Interpretable Machine Learning

fractionalhare · on Nov 29, 2020

I can't evaluate the entire book in one sitting, so I read through the section on linear regression. EDIT: Also read replies to this comment.

In section 4.1, Linear Regression, subsection "Normality":

> It is assumed that the target outcome given the features follows a normal distribution. If this assumption is violated, the estimated confidence intervals of the feature weights are invalid.

This is incorrect. Linear regression does not require the outcomes follow a normal distribution. Rather, it requires that the residual errors are normally distributed.

The next subsection, "Homoscedasticity", is technically correct but incomplete. A more general assumption of linear regression is stationarity. Heteroskedasticity is one, but not the only, way to violate stationarity. In my opinion this section should focus on stationarity more generally than homoskedasticity, because constant variance is a necessary but insufficient assumption.

In the following subsection, "Independence", I don't see any error. I think this would be a good opportunity to talk about autocorrelation of the residuals and outcomes, because this is why linear regression cannot generally be used for time series data. Autocorrelation (or correlation via an underlying temporal trend) both violate independence.

I generally like section 4.1.6. I think reasonable people could disagree on whether linear models are relatively explainable, but overall the technicals in this section are correct. Linear models are simpler to understand and very powerful, but they do break down when most of the correlative relationship is nonlinear (e.g. monotonic or exponential) or when there are too many features to capture.

civilized · on Nov 29, 2020

> This is incorrect. Linear regression does not require the outcomes follow a normal distribution. Rather, it requires that the residual errors are normally distributed.

No, the author's formulation and yours are mathematically equivalent statements, and specifying the conditional distribution of the outcomes is the version that generalizes to GLMs.

fractionalhare · on Nov 29, 2020

Ah, I didn't see what "given" was doing in that sentence. It looks like you (and therefore the author) are correct. I concede that point :)

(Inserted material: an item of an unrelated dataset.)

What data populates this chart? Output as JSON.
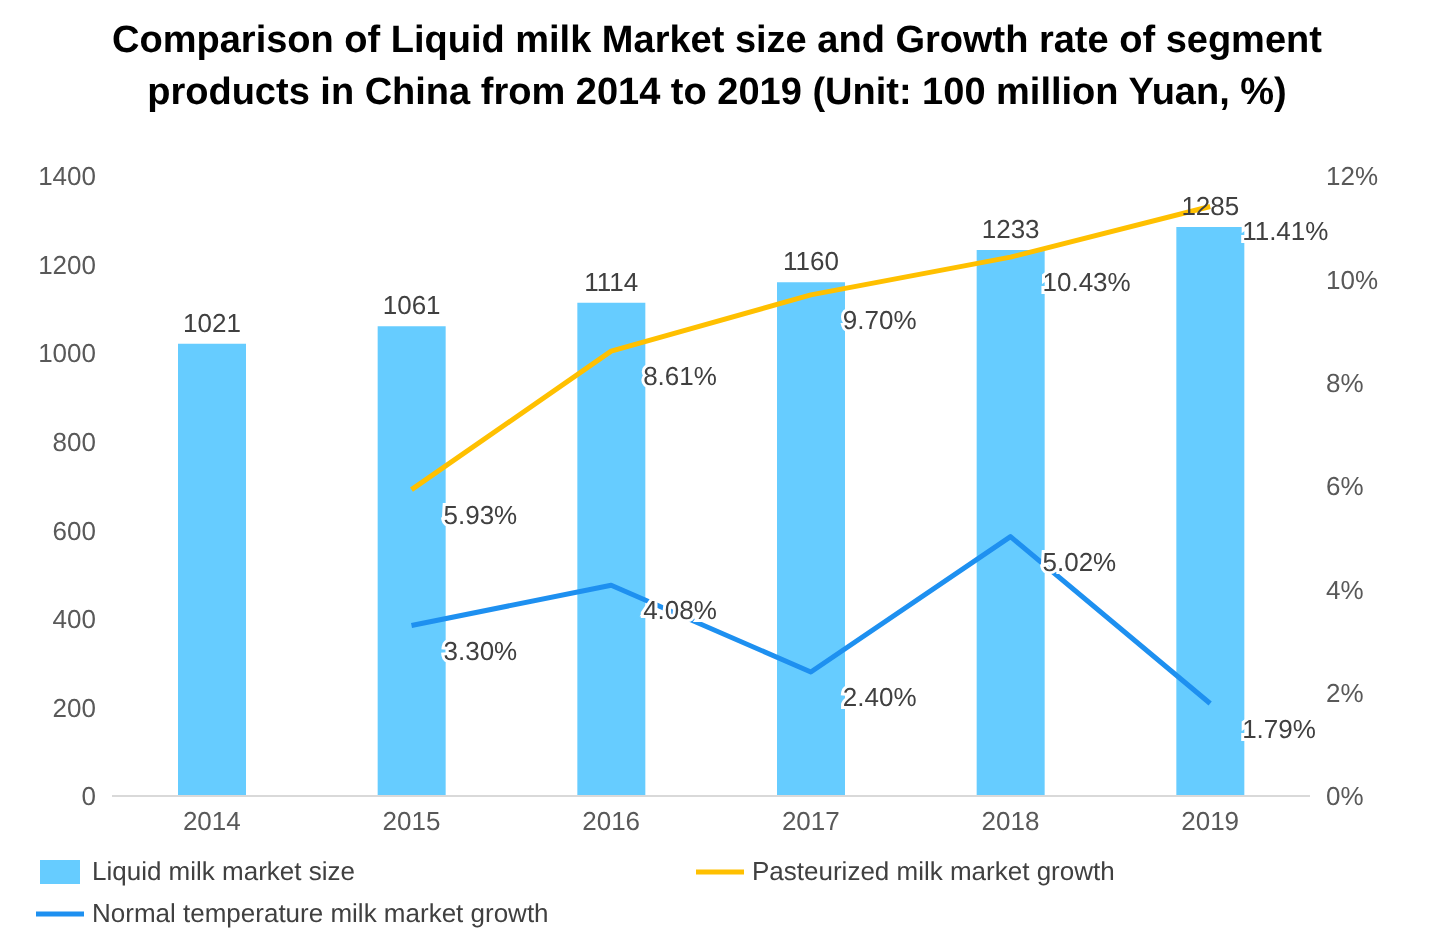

6gvONxR4sf7o · on Nov 29, 2020

Even then, linear regression doesn’t assume that. Particular ways to interpret the coefficients will assume that, but other interpretations are more general. The question of what the coefficients represent when the simplest assumptions break down is interesting and important to understand if you want to use it in the real world where assumptions are never really true, but often close enough.

delib · on Nov 29, 2020

Yes, the target does not need to follow a normal distribution, but the target conditional on the features (which is what the original authors wrote) follows a normal distribution if you make the assumption that the errors are normally distributed. The two statements are equivalent for the standard linear regression model.